The numbers
The Lok Sabha passed the Finance Bill, 2026, with crucial amendments clarifying the surcharge on share buybacks. A flat 12% surcharge will now apply, impacting how shareholders are taxed on buybacks.
Under the new provisions, the consideration received by a shareholder on buybacks will be treated as a capital gain, taxed at 30% for promoters and 22% for promoter companies. This amendment aims to streamline tax administration and provide clarity for investors.
Additionally, the new Income Tax Act, 2025, will take effect from 1 April 2026. In a significant move, the turnover limit for the startup tax holiday framework has been raised from ₹100 crore to ₹300 crore, facilitating growth in the startup ecosystem.
Finance Minister Nirmala Sitharaman highlighted the government’s commitment to cooperatives, MSMEs, and farmers, stating, “The move is aimed at boosting incomes of small cooperative members and encouraging wider participation in the sector.” This reflects a broader strategy to enhance employment generation and economic growth.
The budget provision for public capital expenditure exceeds 12 lakh crore rupees, accounting for 3.1% of GDP. This budget is 11.5% higher than the revised estimates for 2025-26, signaling a robust approach to infrastructure investment.
Moreover, the government plans to transfer more than 25 lakh crore rupees to the states this year, further supporting regional development.

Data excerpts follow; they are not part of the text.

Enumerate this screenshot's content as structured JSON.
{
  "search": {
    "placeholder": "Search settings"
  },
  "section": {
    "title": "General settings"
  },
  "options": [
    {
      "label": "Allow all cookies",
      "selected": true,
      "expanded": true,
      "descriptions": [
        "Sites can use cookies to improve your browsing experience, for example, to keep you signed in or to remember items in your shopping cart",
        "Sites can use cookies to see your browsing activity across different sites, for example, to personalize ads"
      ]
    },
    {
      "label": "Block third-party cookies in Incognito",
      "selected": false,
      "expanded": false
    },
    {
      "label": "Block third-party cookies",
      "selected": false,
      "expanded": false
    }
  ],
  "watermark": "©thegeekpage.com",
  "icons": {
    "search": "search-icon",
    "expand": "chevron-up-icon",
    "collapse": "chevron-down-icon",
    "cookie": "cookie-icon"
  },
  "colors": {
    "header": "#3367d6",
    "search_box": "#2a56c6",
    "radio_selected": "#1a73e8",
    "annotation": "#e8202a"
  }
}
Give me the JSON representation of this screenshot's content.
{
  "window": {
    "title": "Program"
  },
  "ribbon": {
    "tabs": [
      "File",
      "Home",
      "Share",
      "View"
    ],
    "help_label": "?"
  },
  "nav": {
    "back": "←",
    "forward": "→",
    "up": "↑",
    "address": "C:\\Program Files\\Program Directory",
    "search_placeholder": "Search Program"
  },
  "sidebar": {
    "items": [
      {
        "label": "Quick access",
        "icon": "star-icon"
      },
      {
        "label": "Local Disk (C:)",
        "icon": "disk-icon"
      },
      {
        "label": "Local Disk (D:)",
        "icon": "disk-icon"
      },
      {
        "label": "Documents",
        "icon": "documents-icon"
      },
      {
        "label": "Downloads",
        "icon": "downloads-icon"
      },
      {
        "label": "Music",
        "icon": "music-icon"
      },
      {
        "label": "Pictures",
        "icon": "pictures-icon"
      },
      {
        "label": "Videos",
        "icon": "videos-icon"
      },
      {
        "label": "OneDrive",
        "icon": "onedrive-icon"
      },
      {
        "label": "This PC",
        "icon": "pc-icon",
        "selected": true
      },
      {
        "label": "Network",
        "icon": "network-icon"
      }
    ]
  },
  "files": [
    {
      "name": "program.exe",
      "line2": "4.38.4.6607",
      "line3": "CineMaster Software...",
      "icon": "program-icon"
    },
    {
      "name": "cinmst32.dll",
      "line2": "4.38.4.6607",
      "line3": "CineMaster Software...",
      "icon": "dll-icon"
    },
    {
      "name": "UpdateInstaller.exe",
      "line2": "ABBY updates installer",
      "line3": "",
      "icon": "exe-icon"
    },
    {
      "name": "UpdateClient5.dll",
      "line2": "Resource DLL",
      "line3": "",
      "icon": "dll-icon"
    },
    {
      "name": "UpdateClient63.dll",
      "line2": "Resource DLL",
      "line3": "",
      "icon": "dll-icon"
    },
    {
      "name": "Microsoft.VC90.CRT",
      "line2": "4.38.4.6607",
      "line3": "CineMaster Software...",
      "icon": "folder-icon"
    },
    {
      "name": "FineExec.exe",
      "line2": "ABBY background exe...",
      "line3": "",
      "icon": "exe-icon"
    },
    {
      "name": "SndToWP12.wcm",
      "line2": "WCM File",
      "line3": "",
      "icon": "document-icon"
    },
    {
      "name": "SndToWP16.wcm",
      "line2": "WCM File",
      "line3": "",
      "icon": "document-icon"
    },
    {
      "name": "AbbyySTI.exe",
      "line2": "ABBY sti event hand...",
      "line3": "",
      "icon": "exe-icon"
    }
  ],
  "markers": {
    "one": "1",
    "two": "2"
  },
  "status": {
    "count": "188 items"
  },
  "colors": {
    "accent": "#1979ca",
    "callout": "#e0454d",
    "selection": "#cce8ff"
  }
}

Sitharaman stated, “Money will be spent to strengthen the country’s infrastructure,” underlining the government’s focus on long-term economic stability.
Experts like Sandeepp Jhunjhunwala noted that the impact of the buyback amendment will primarily benefit small and mid-sized companies, as larger buybacks exceeding ₹1 crore already face a higher surcharge rate of 15%.
As the Finance Bill 2026 moves forward, observers will be keen to see how these amendments influence the market and the cooperative sector. Details remain unconfirmed regarding the full impact of these changes on various stakeholders.